La société Vedia reconnaît que le radiateur de démonstration, quoique du format d'un radiateur de 800 Watts est en fait d'une puissance de 2000 W et elle explique ce fait par la nécessité de préserver un petit format pour être facilement transportable, en la combinant avec une puissance certaine pour que la démonstration ne prenne pas trop de temps et que le radiateur puisse rapidement accumuler et restituer de la chaleur.

Huit anciens ou actuels agents commerciaux de la société Vedia et/ou de la société Aterno ont rédigé des attestations pour témoigner avoir toujours été informés lors des réunions d'information que le radiateur de démonstration avait une puissance de 2000 W. Aucun ne précise si le client devait en être informé.

Le mandat d'agent commercial a duré pendant treize années, et l'importance des commissions perçues par M. Y (plus de 70 000 euros par an) témoigne de l'importance de ses ventes. Pour autant, il n'a pas versé aux débats un seul témoignage d'un client qui, après achat et usage de radiateurs Aterno auprès de lui, aurait été insatisfait de son achat et aurait eu le sentiment d'avoir été trompé sur les qualités promises de ce matériel.

Dès lors, la seule production d'un argumentaire de vente antérieur de plus de douze années à la rupture, qui a nécessairement été modifié depuis, dont la société Vedia n'est pas l'auteur, et le développement d'allégations qui sont contestées par les témoignages versés aux débats sont insuffisants à démontrer que la société Vedia ait volontairement incité ses agents commerciaux à tromper les clients potentiels de la société Aterno sur les qualités essentielles des matériels qu'ils souhaitaient acquérir.

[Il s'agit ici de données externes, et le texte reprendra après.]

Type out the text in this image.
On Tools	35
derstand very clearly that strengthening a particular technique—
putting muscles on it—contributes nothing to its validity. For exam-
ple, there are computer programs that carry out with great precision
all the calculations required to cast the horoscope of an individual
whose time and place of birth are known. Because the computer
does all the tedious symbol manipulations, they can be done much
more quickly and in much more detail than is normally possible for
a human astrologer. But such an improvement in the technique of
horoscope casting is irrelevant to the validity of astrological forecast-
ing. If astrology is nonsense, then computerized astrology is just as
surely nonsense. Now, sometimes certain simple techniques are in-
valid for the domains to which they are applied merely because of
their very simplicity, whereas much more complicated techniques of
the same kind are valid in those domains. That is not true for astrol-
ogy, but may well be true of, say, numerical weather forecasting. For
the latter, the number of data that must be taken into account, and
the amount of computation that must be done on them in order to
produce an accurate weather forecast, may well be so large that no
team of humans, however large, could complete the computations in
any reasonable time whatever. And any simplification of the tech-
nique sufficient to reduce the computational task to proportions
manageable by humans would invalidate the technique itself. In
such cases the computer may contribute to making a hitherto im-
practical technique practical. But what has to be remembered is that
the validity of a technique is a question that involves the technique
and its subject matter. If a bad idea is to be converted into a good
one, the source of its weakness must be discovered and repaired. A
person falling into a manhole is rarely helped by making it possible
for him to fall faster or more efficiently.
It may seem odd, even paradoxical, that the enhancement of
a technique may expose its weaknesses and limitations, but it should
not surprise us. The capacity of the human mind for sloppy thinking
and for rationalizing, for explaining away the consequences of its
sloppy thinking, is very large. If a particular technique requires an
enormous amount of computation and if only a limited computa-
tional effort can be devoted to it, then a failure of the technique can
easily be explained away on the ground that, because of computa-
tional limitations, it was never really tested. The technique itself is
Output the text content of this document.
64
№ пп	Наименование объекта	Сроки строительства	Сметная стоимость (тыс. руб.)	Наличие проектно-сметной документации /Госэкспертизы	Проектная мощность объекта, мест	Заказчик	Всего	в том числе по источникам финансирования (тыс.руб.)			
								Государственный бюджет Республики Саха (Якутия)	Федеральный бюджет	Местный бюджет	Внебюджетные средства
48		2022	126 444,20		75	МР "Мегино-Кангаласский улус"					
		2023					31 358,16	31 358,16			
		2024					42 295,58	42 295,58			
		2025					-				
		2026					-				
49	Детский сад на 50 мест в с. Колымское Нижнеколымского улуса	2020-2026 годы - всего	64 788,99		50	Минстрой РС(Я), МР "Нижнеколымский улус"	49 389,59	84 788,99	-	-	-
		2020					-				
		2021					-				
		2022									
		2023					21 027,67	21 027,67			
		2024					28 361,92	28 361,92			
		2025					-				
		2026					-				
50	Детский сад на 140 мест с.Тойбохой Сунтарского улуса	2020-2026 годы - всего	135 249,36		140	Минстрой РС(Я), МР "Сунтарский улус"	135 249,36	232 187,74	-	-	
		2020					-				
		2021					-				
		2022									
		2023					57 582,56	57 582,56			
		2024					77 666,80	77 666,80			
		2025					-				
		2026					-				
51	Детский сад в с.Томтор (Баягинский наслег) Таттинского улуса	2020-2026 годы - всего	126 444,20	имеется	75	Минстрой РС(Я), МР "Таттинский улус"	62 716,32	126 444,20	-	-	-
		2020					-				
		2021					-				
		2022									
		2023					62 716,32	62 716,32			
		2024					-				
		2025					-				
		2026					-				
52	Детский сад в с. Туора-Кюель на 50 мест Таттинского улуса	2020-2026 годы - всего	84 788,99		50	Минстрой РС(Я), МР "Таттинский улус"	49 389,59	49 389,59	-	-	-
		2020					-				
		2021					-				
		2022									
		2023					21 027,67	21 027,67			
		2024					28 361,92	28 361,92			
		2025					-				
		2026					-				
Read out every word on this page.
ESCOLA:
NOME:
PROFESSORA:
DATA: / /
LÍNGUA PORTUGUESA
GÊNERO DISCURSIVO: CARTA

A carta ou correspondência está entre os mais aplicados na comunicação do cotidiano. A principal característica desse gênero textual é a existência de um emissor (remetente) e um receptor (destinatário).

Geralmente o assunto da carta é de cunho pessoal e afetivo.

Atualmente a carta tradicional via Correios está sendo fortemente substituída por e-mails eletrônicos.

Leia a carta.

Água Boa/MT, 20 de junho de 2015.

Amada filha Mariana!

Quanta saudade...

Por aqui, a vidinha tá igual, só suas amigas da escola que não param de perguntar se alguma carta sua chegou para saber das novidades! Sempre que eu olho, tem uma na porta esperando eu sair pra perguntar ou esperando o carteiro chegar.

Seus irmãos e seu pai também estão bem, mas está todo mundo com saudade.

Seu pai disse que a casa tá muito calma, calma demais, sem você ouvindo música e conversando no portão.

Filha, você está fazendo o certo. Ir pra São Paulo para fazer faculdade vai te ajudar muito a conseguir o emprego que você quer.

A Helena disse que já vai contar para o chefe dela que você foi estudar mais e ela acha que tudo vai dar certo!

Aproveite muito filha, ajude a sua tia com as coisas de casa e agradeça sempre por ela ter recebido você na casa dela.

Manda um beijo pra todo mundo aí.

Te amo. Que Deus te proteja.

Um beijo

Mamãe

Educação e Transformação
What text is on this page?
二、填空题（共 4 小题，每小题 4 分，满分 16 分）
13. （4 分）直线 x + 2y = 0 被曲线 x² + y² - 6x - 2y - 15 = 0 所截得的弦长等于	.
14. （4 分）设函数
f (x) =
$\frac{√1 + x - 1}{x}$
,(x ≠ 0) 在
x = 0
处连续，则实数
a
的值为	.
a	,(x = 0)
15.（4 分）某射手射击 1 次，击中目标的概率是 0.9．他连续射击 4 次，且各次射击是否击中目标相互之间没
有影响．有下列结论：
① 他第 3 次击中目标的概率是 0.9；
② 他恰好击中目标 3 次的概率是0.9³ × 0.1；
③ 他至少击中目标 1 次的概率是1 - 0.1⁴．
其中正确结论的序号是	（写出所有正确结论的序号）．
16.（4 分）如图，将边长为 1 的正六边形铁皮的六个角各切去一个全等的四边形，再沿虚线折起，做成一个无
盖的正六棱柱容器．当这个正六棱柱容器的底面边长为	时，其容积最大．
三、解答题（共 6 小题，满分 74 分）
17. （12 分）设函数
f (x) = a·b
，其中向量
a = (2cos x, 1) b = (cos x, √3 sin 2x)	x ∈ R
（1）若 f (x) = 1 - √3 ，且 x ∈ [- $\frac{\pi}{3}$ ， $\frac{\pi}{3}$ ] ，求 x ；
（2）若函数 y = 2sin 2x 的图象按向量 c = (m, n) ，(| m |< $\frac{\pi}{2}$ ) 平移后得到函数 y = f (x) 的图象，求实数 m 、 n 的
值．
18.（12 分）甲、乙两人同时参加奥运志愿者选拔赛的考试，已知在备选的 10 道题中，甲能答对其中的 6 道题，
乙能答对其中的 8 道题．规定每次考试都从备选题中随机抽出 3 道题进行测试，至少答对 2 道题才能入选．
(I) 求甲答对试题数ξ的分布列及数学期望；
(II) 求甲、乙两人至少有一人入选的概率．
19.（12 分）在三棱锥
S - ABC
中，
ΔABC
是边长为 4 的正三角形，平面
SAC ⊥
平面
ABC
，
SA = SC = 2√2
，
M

Il en résulte que la rupture du contrat d'agent commercial est imputable à M. Y et que par application des dispositions contractuelles ainsi que de celles de l'article L. 134-13 2°, aucune indemnité de rupture n'est due par la société Vedia.

En conséquence, le jugement déféré est confirmé en ce qu'il a débouté M. Y de ses demandes.

Sur la demande reconventionnelle de la société Vedia :

Le contrat conclu entre les parties ne pouvait être résilié, aux termes de son article 4, qu'avec un préavis de trois mois qui n'a pas été respecté par M. Y

En conséquence, M. Y est condamné à lui payer la somme de 18 000 euros correspondant à trois mois de commissions au regard du montant perçu en 2013.

En revanche, le préavis ayant pour objet de pallier la désorganisation induite par la rupture du contrat, aucun préjudice complémentaire ne peut être invoqué de ce chef.

De la même façon, il n'apparaît pas que M. Y ait publiquement dénigré la société Vedia qui n'a donc pas souffert d'un préjudice d'image.

Le jugement est en conséquence infirmé en ce qu'il a condamné l'appelant au paiement d'une indemnité de 1 500 euros pour préjudice de désorganisation et d'image à la société Vedia.

Sur les dépens et les frais irrépétibles :

M. Y, qui succombe, supportera la charge des dépens d'appel et paiera à la société Vedia la somme de 2 500 euros au titre de ses frais irrépétibles d'appel.

Par ces motifs : LA COUR, Infirme le jugement déféré en ce qu'il a condamné M. Y à payer à la société Vedia la somme de 1 500 euros au titre d'un préjudice de désorganisation et d'image. Statuant à nouveau : Déboute la société Vedia de sa demande de dommages et intérêts pour préjudice de désorganisation et d'image. Confirme pour le solde le jugement déféré. Déboute les parties du surplus de leurs demandes. Condamne l'appelant aux dépens avec droit de recouvrement pour ceux dont il a été fait l'avance.